Sebastian Rudy, das Gesicht der Krise“

Eine Rückkehr von Sebastian Rudy (30) von der TSG Hoffenheim war noch unwahrscheinlicher als die von Fährmann. Rudy sah sich in seinem ersten Schalke-Jahr 2018/19 als „Gesicht der Krise“, spürte wenig Rückhalt. 16 Millionen Euro hatte er gekostet. Erfüllen konnte der frühere Bayern-Profi die Hoffnungen nie. Die Corona-Pandemie und ein Trainerwechsel in Hoffenheim aber verhinderten einen Kauf. Andere Interessenten gab es nicht. Nun spielt Rudy wieder auf Schalke. „Ich habe versucht, vieles abzuhaken, nicht mit einem Rucksack die Sache anzugehen.“, sagt Rudy. Und er ist auf einer für ihn ungewöhnlichen Position gefordert – als Rechtsverteidiger.

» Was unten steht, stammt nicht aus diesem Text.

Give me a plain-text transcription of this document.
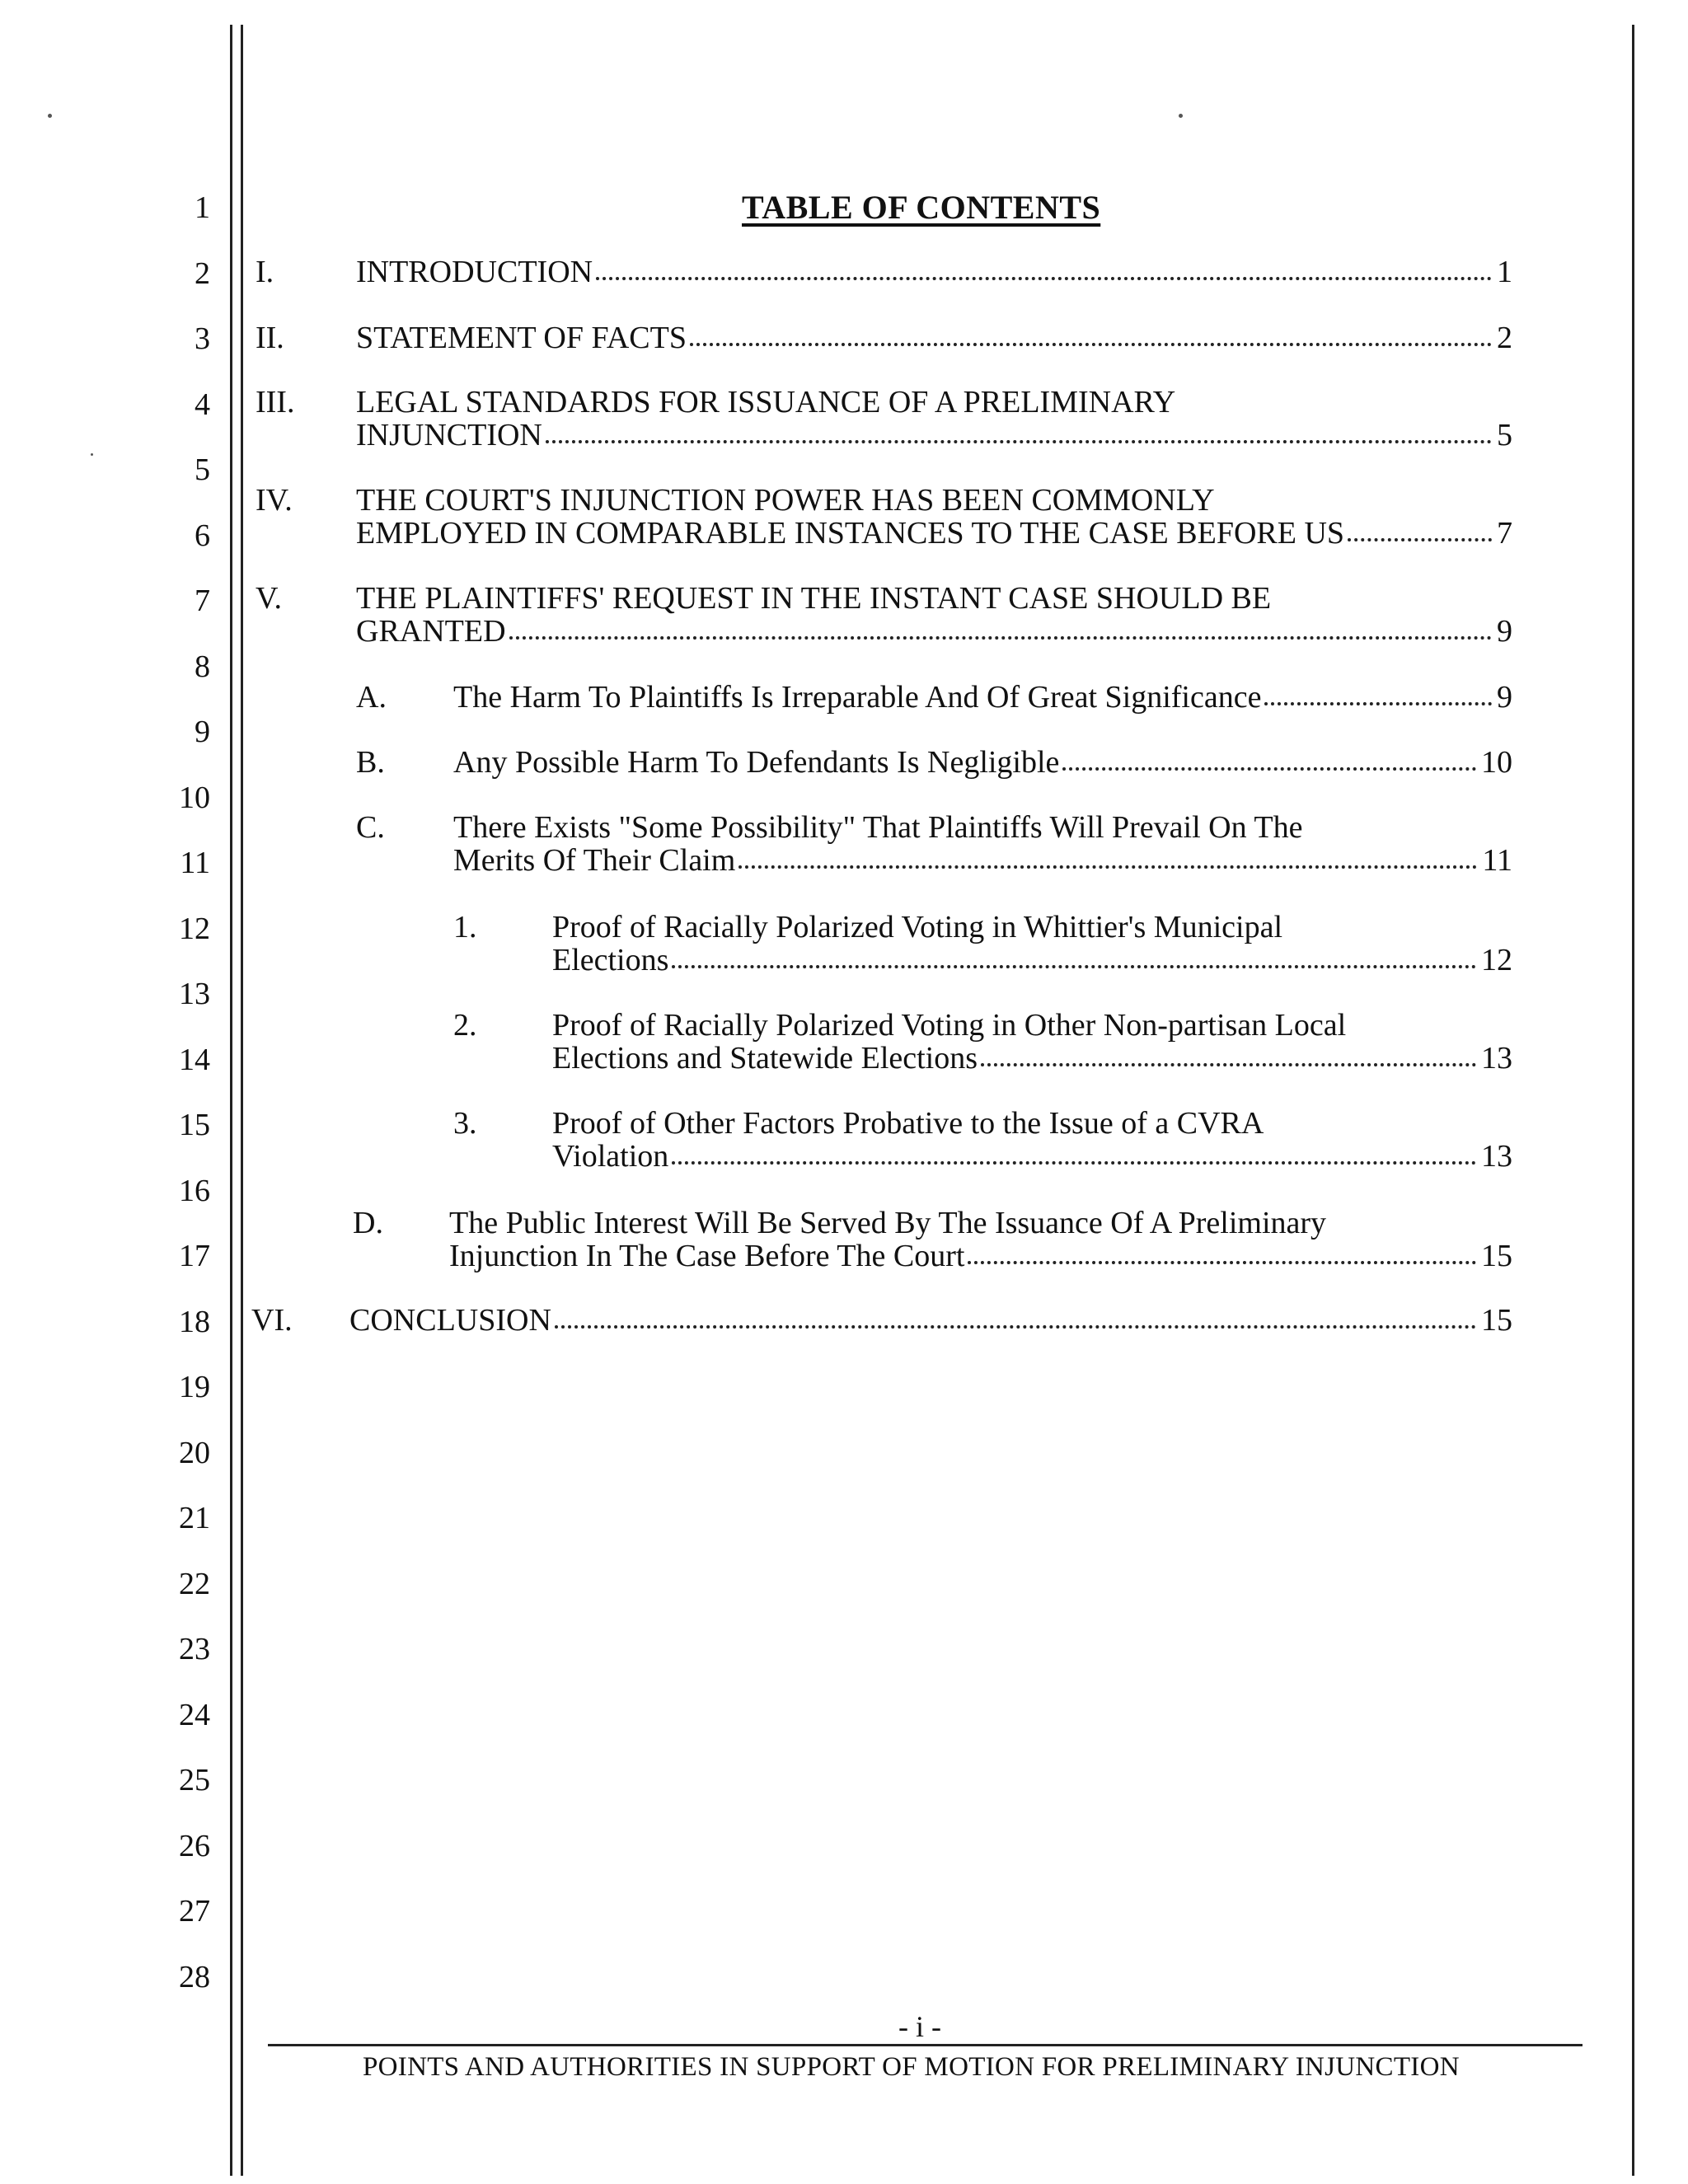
1
2
3
4
5
6
7
8
9
10
11
12
13
14
15
16
17
18
19
20
21
22
23
24
25
26
27
28
TABLE OF CONTENTS
I.	INTRODUCTION	1
II. STATEMENT OF FACTS	2
III. LEGAL STANDARDS FOR ISSUANCE OF A PRELIMINARY
INJUNCTION	5
IV. THE COURT'S INJUNCTION POWER HAS BEEN COMMONLY
EMPLOYED IN COMPARABLE INSTANCES TO THE CASE BEFORE US	7
V. THE PLAINTIFFS' REQUEST IN THE INSTANT CASE SHOULD BE
GRANTED	9
A. The Harm To Plaintiffs Is Irreparable And Of Great Significance	9
B. Any Possible Harm To Defendants Is Negligible	10
C. There Exists "Some Possibility" That Plaintiffs Will Prevail On The
Merits Of Their Claim	11
1. Proof of Racially Polarized Voting in Whittier's Municipal
Elections	12
2. Proof of Racially Polarized Voting in Other Non-partisan Local
Elections and Statewide Elections	13
3. Proof of Other Factors Probative to the Issue of a CVRA
Violation	13
D. The Public Interest Will Be Served By The Issuance Of A Preliminary
Injunction In The Case Before The Court	15
VI. CONCLUSION	15
- i -
POINTS AND AUTHORITIES IN SUPPORT OF MOTION FOR PRELIMINARY INJUNCTION
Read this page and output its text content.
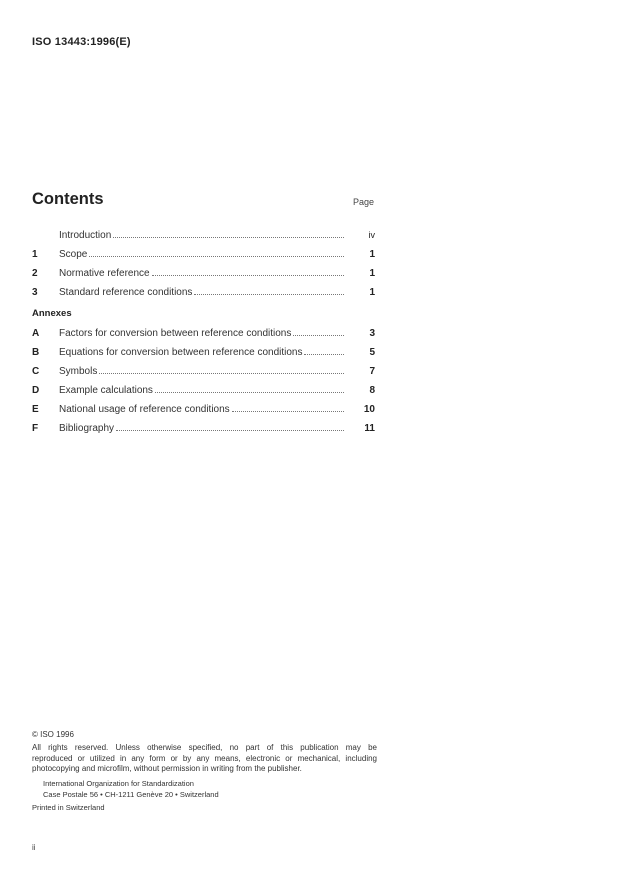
ISO 13443:1996(E)
Contents	Page
Introduction	iv
1	Scope	1
2	Normative reference	1
3	Standard reference conditions	1
A	Factors for conversion between reference conditions	3
B	Equations for conversion between reference conditions	5
C	Symbols	7
D	Example calculations	8
E	National usage of reference conditions	10
F	Bibliography	11
Annexes
© ISO 1996
All rights reserved. Unless otherwise specified, no part of this publication may be
reproduced or utilized in any form or by any means, electronic or mechanical, including
photocopying and microfilm, without permission in writing from the publisher.
International Organization for Standardization
Case Postale 56 • CH-1211 Genève 20 • Switzerland
Printed in Switzerland
ii
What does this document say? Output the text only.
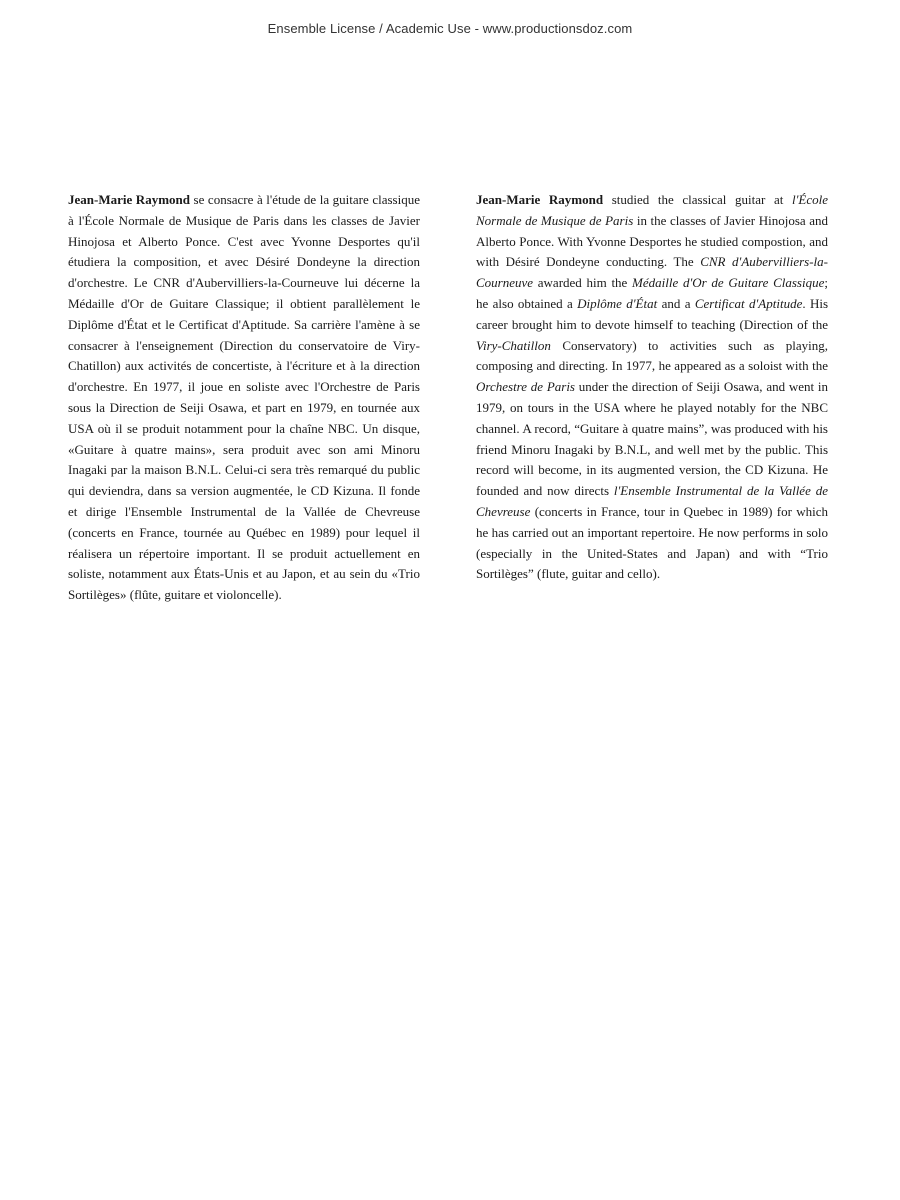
Ensemble License / Academic Use - www.productionsdoz.com

Jean-Marie Raymond se consacre à l'étude de la guitare classique à l'École Normale de Musique de Paris dans les classes de Javier Hinojosa et Alberto Ponce. C'est avec Yvonne Desportes qu'il étudiera la composition, et avec Désiré Dondeyne la direction d'orchestre. Le CNR d'Aubervilliers-la-Courneuve lui décerne la Médaille d'Or de Guitare Classique; il obtient parallèlement le Diplôme d'État et le Certificat d'Aptitude. Sa carrière l'amène à se consacrer à l'enseignement (Direction du conservatoire de Viry-Chatillon) aux activités de concertiste, à l'écriture et à la direction d'orchestre. En 1977, il joue en soliste avec l'Orchestre de Paris sous la Direction de Seiji Osawa, et part en 1979, en tournée aux USA où il se produit notamment pour la chaîne NBC. Un disque, «Guitare à quatre mains», sera produit avec son ami Minoru Inagaki par la maison B.N.L. Celui-ci sera très remarqué du public qui deviendra, dans sa version augmentée, le CD Kizuna. Il fonde et dirige l'Ensemble Instrumental de la Vallée de Chevreuse (concerts en France, tournée au Québec en 1989) pour lequel il réalisera un répertoire important. Il se produit actuellement en soliste, notamment aux États-Unis et au Japon, et au sein du «Trio Sortilèges» (flûte, guitare et violoncelle).

Jean-Marie Raymond studied the classical guitar at l'École Normale de Musique de Paris in the classes of Javier Hinojosa and Alberto Ponce. With Yvonne Desportes he studied compostion, and with Désiré Dondeyne conducting. The CNR d'Aubervilliers-la-Courneuve awarded him the Médaille d'Or de Guitare Classique; he also obtained a Diplôme d'État and a Certificat d'Aptitude. His career brought him to devote himself to teaching (Direction of the Viry-Chatillon Conservatory) to activities such as playing, composing and directing. In 1977, he appeared as a soloist with the Orchestre de Paris under the direction of Seiji Osawa, and went in 1979, on tours in the USA where he played notably for the NBC channel. A record, “Guitare à quatre mains”, was produced with his friend Minoru Inagaki by B.N.L, and well met by the public. This record will become, in its augmented version, the CD Kizuna. He founded and now directs l'Ensemble Instrumental de la Vallée de Chevreuse (concerts in France, tour in Quebec in 1989) for which he has carried out an important repertoire. He now performs in solo (especially in the United-States and Japan) and with “Trio Sortilèges” (flute, guitar and cello).
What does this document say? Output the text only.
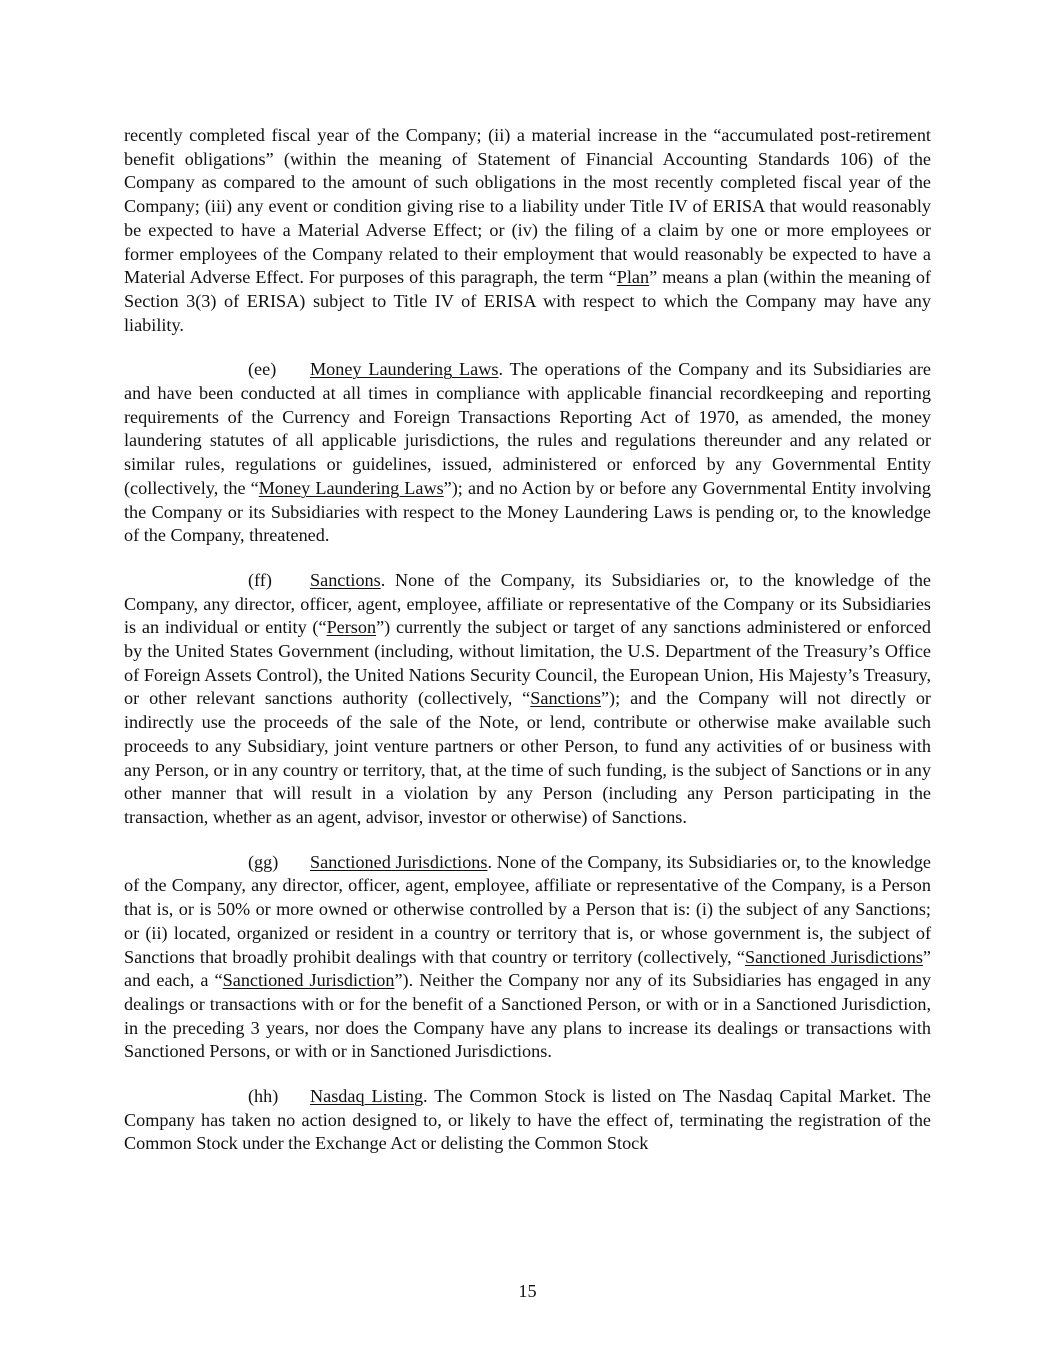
recently completed fiscal year of the Company; (ii) a material increase in the “accumulated post-retirement benefit obligations” (within the meaning of Statement of Financial Accounting Standards 106) of the Company as compared to the amount of such obligations in the most recently completed fiscal year of the Company; (iii) any event or condition giving rise to a liability under Title IV of ERISA that would reasonably be expected to have a Material Adverse Effect; or (iv) the filing of a claim by one or more employees or former employees of the Company related to their employment that would reasonably be expected to have a Material Adverse Effect. For purposes of this paragraph, the term “Plan” means a plan (within the meaning of Section 3(3) of ERISA) subject to Title IV of ERISA with respect to which the Company may have any liability.

(ee) Money Laundering Laws. The operations of the Company and its Subsidiaries are and have been conducted at all times in compliance with applicable financial recordkeeping and reporting requirements of the Currency and Foreign Transactions Reporting Act of 1970, as amended, the money laundering statutes of all applicable jurisdictions, the rules and regulations thereunder and any related or similar rules, regulations or guidelines, issued, administered or enforced by any Governmental Entity (collectively, the “Money Laundering Laws”); and no Action by or before any Governmental Entity involving the Company or its Subsidiaries with respect to the Money Laundering Laws is pending or, to the knowledge of the Company, threatened.

(ff) Sanctions. None of the Company, its Subsidiaries or, to the knowledge of the Company, any director, officer, agent, employee, affiliate or representative of the Company or its Subsidiaries is an individual or entity (“Person”) currently the subject or target of any sanctions administered or enforced by the United States Government (including, without limitation, the U.S. Department of the Treasury’s Office of Foreign Assets Control), the United Nations Security Council, the European Union, His Majesty’s Treasury, or other relevant sanctions authority (collectively, “Sanctions”); and the Company will not directly or indirectly use the proceeds of the sale of the Note, or lend, contribute or otherwise make available such proceeds to any Subsidiary, joint venture partners or other Person, to fund any activities of or business with any Person, or in any country or territory, that, at the time of such funding, is the subject of Sanctions or in any other manner that will result in a violation by any Person (including any Person participating in the transaction, whether as an agent, advisor, investor or otherwise) of Sanctions.

(gg) Sanctioned Jurisdictions. None of the Company, its Subsidiaries or, to the knowledge of the Company, any director, officer, agent, employee, affiliate or representative of the Company, is a Person that is, or is 50% or more owned or otherwise controlled by a Person that is: (i) the subject of any Sanctions; or (ii) located, organized or resident in a country or territory that is, or whose government is, the subject of Sanctions that broadly prohibit dealings with that country or territory (collectively, “Sanctioned Jurisdictions” and each, a “Sanctioned Jurisdiction”). Neither the Company nor any of its Subsidiaries has engaged in any dealings or transactions with or for the benefit of a Sanctioned Person, or with or in a Sanctioned Jurisdiction, in the preceding 3 years, nor does the Company have any plans to increase its dealings or transactions with Sanctioned Persons, or with or in Sanctioned Jurisdictions.

(hh) Nasdaq Listing. The Common Stock is listed on The Nasdaq Capital Market. The Company has taken no action designed to, or likely to have the effect of, terminating the registration of the Common Stock under the Exchange Act or delisting the Common Stock

15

Am unwahrscheinlichsten war, dass Nabil Bentaleb (25) jemals wieder das Schalke-Trikot tragen würde. Viermal wurde der Algerier in seinen ersten drei Schalke-Jahren von verschiedenen Trainern suspendiert. Er ist ein begabter Mittelfeldspieler, gilt aber als Egoist, wenn es mal nicht läuft. Wagner sortierte Bentaleb im Sommer 2019 aus, auf eine Verletzung folgte eine Leihe zu Newcastle United. Ein Kauf platzte – die Gehaltsvorstellungen lagen weit auseinander. Nach seiner Rückkehr überzeugte Bentaleb seit dem ersten Tag im Trainingslager in Österreich: „Nabil ist total aufgeräumt und fokussiert“, sagt Wagner. Dass er es noch einmal wissen will, führt Bentaleb auf sein Verhältnis zum Trainer zurück: „Ich hatte ein sehr gutes und offenes Gespräch mit ihm. Er hat gesagt, dass er bezüglich meiner Rückkehr aufgeschlossen ist.“

Mark Uth, Schalkes derzeit gefährlichster Stürmer

Stürmer Mark Uth macht keinen Hehl daraus, dass er lieber bei seinem Heimatverein 1. FC Köln geblieben wäre. Doch nach einer sportlich erfolgreichen Rückrunde in der Domstadt erteilten die Schalker den Kölner Avancen mehrmals deutliche Absagen. „Wir sind nicht gesprächsbereit“, betont Wagner. Uth zieht die Vorbereitung professionell durch: Er ist derzeit Schalkes gefährlichster Stürmer.

„Alle Jungs, die ausgeliehen waren, haben die Chance frei und unbedarft angenommen“, sagt Wagner. „Bisher ist das einwandfrei.“ Doch die wahre Prüfung käme in der ersten Krise. Und die soll nicht schon am Freitag beginnen.